The players' union believes steps have been taken in Britain to tackle racism over the past couple of decades but stresses it is important to remain vigilant following recent events.
John Terry has been banned for four matches and fined £220,000 after an independent Football Association panel found him guilty of racially abusing QPR's Anton Ferdinand last October, while there were disgraceful scenes at the end of England Under 21s' game in Serbia on Tuesday when Danny Rose was taunted.
"In view of recent events, the PFA would like to express our concerns and feelings on what has been a damaging time in which football as a whole has found itself under the spotlight for all the wrong reasons," read the PFA statement.
"We would have strongly welcomed an apology from John Terry a lot earlier in the process, and one with a significantly wider scope. We believe this would have gone a long way towards a more discernible healing process, and begun the process of reconciliation. We have approached the FA directly to deal with such incidents in a more timely fashion in the future, to avoid the undoubted damage and fall out caused by an inordinate delay in the process.
"The affair has highlighted our need to be ever-vigilant about the serious issue of Racism in football, and our determination to lead the fight in eradicating it from the game.
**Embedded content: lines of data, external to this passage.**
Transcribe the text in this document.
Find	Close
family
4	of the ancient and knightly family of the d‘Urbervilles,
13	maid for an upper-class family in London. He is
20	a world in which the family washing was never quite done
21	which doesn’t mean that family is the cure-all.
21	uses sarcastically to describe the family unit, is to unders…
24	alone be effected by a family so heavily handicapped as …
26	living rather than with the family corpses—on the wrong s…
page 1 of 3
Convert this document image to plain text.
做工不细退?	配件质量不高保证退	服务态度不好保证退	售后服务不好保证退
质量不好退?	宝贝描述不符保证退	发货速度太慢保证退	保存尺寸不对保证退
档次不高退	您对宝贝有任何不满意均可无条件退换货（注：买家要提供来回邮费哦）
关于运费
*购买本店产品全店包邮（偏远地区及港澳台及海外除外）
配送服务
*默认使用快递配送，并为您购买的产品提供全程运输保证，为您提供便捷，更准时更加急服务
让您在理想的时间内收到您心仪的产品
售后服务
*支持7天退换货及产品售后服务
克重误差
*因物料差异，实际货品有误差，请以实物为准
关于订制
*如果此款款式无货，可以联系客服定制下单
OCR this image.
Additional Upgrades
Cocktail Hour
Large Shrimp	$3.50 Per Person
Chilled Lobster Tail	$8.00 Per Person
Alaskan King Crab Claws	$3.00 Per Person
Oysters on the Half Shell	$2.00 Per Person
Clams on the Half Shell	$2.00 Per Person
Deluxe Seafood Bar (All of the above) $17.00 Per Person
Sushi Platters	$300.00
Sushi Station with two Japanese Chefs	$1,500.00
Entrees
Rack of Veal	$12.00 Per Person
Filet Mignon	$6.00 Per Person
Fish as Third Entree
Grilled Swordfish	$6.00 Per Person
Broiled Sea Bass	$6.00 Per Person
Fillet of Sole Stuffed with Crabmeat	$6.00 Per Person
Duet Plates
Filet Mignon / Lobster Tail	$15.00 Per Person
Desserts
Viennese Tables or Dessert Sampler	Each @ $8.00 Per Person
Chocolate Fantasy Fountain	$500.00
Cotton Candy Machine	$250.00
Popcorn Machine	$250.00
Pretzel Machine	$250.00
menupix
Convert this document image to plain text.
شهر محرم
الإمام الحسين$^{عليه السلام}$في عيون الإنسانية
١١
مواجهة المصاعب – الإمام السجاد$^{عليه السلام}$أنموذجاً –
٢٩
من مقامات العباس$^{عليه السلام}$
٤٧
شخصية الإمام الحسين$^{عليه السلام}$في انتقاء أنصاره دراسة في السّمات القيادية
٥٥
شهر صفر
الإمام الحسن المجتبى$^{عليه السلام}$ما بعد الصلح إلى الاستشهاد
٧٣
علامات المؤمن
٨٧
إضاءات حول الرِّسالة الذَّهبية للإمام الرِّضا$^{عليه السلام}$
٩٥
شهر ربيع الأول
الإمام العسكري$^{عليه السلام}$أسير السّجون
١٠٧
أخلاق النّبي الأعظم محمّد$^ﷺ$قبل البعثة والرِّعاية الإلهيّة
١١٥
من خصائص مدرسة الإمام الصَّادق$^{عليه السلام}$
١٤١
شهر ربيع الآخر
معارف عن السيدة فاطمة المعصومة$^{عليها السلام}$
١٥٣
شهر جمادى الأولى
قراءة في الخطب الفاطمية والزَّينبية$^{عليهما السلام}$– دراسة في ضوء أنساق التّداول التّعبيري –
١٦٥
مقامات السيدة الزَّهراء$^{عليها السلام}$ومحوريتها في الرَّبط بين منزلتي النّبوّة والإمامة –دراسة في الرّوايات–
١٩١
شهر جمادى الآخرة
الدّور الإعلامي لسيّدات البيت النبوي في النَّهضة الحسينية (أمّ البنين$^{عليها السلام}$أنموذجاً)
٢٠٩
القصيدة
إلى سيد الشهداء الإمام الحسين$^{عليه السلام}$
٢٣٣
We recognise that there is still work to be done in this country and recent events in our own game mean that we can never be complacent in this regard.
"However it would be remiss of us not to recognise a lot of the good work that has been undertaken in this country over the last 20 years, which has made these cases, disappointing as they are, more isolated than they once were.
"To that effect we were dismayed to see the incident in Serbia this week involving our members in the Under 21 game. We feel that our efforts in this country have not been mirrored in certain countries, and we wait with concerned interest for UEFA to impose a fitting sanction, and send a strong message that this level of abuse and physical attack will not be tolerated. We would remind UEFA about the strong line taken by CAF after similar incidents at the weekend game between Senegal and Ivory Coast, and we would urge them to react with similar haste and sanction."
The statement continued: "Closer to home, we hardly need reminding that it was as a result of such serious incidents, that English clubs were banned from all European competitions back in 1985 which had the effect of football in this country making determined efforts to eradicate Racism and hooliganism from the game. The latter aim has all but succeeded, and as previously stated, we remain as committed as ever to the former. One positive aspect from the Serbian game was how all our players both black and white stood together in the face of such extreme provocation.
"The strength of our organisation has always been in its unity and the involvement of ALL former and current players in supporting our anti-racism initiatives. Now is the time for us to reinforce our support for all such initiatives both in this country and abroad."